A budget is a political as much as an economic statement. A Treasurer has his eye on the economic environment, and the milestones he wants to pass in the short, medium and long term. But he is as necessarily focused on having public hopes and expectations about their personal situations, and the nation’s economic health in particularly fine shape by about the time of the next election. All things being equal, that’s about 16 months away.

It’s not always easy to manage to achieve both, and experience has shown repeatedly that political as much as economic prudence must focus on the long-term health of the economy, rather than straight political advantage. Australians are not mugs. They are not economically illiterate. They have a pretty good idea of the financial and fiscal environment. Indeed, despite popular cynicism to the contrary, there is ample recent evidence to show that Australians will vote for good policy ahead of short-term bribes ill adapted to the situation. Provided, at least, that they believe in those who are in charge.

Wayne Swan’s budget starts with advantages and disadvantages. Popular confidence in the Labor government is not high, yet its management of the economy has been fairly good. The economy, by international standards, is in sterling shape, yet it is in significant respects fragile (and not only because of international uncertainties). Many Australians believe they have not personally benefited much from the minerals boom, and the slow part of the so-called two-speed economy has many Australians nervous about their jobs, and significant sections of the economy, including retail, housing and manufacturing, in the doldrums.

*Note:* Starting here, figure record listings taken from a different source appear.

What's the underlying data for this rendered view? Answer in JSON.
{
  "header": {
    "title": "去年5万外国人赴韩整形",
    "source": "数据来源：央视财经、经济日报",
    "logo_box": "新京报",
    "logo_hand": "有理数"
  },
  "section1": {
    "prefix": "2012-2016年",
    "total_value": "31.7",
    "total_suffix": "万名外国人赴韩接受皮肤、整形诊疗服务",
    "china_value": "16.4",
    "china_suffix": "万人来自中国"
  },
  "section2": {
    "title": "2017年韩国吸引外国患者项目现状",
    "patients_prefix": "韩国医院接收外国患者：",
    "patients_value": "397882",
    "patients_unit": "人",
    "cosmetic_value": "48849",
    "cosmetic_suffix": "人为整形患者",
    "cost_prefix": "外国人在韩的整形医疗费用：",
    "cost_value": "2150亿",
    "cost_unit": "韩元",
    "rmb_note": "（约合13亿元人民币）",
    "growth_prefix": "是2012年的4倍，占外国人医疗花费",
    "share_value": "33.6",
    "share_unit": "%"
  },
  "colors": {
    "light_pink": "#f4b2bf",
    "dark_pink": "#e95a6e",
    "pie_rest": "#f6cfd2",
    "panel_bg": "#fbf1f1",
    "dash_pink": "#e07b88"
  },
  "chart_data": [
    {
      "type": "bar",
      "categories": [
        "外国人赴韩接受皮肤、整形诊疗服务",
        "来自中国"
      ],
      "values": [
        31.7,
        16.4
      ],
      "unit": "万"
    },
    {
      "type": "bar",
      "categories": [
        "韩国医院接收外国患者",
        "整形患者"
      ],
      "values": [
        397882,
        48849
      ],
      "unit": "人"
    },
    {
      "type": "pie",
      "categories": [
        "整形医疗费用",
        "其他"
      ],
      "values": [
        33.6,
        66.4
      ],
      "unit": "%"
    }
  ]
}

Federal budgets often contain mixed messages, or different messages to different groups, but most of those listening to  Swan’s program for the year ahead can be excused for simply feeling confused.

Swan wants the electoral heartland to think that Labor is reconnecting with its old constituencies. This is  with payments and initiatives focused at working families. There are cash payments for those with school-age children, and a large and confusing array of re-announced ‘‘initiatives’’ (if little immediate cash) for national disability schemes, and other benefits, worth about $5 billion in all, designed to make lives more easy.

It’s paid for by money which might otherwise have funded company tax cuts, by deferred defence expenditure, and by significant cuts to public administration. A classic Labor redistributive budget, it might be said. That’s certainly what Swan says.

But it’s also a budget which is severely contractionary, and in ways that will also affect demand, jobs and general confidence. Would a person say she was more, or less, confident or optimistic as a result of what they were told yesterday, or would they remain cautious and pessimistic? My guess is the latter.

The deficit for 2011-12 by June 30 this year will be about $44 billion. The surplus for 2012-13, the government hopes, will be $1.5 billion. Swan hopes that the fiscal tightening will encourage the Reserve Bank to reduce interest rates so as to stimulate the economy even as its own  fiscal direction seems to be to want to slow it down.

Much the same mixed message comes from the buckets of cash going to school mothers and fathers. Does Swan expect that parents will rush out to buy school shoes or colouring-in pencils? Or perhaps, Ipads or TV sets, in a spending spree because of the cash in hand – perhaps like the spree stimulated by cash handouts in 2008?

A good many observers expect that the climate has changed to the point that most parents will use the cash to retire a bit of their credit card debt.

Virtuous as that will be in household economy terms, it will do little for the slow side of the two-speed economy.

Treasury writes most of the budget papers, which are, thus, devoid of a good deal of the spin to be found in the Treasurer’s speech and the press statements. These papers say, bluntly and shortly, that the much-feared carbon tax will have only a negligible effect on the budget figures over the next few years.

This is, on one hand, a significant repudiation of statements made by Tony Abbott and other opposition figures, who have seemed to suggest that the introduction of the tax on July 1 will bring an end to civilisation as we know it. In the nicest possible, understated and apolitical way, Treasury says nonsense.

But the statement would also seem to suggest that the government has endured very heavy political weather for little impact on the economy. The carbon tax was not supposed to make ordinary Australians worse off. Indeed, politicians have attempted to overcompensate most Australians for the impact it will have. But it was supposed to spur a significant shift in the allocation of economic resources, away from high-polluting energy sources to ones which are less polluting. Treasury projections cast doubt on how far it will go to achieve that.

When one considers how much the collapse of faith in Julia Gillard and the Labor government has come from the supposed ‘‘lie’’ in the promise of no carbon tax, and how much advocates of the tax have believed that doing something about greenhouse pollution is a moral imperative, one must ask whether someone has been shortchanged.  It might well prove that by the time the compromises were made, the concessions given and deals were done, the measures were unlikely to affect the physical, as opposed to the political environment. If that proves to be true, a Labor government whose march to colossal defeat is unlikely to be much slowed by this budget will not even have the consolation of feeling itself martyred for some sacred principle. It might be better had they simply gone for broke.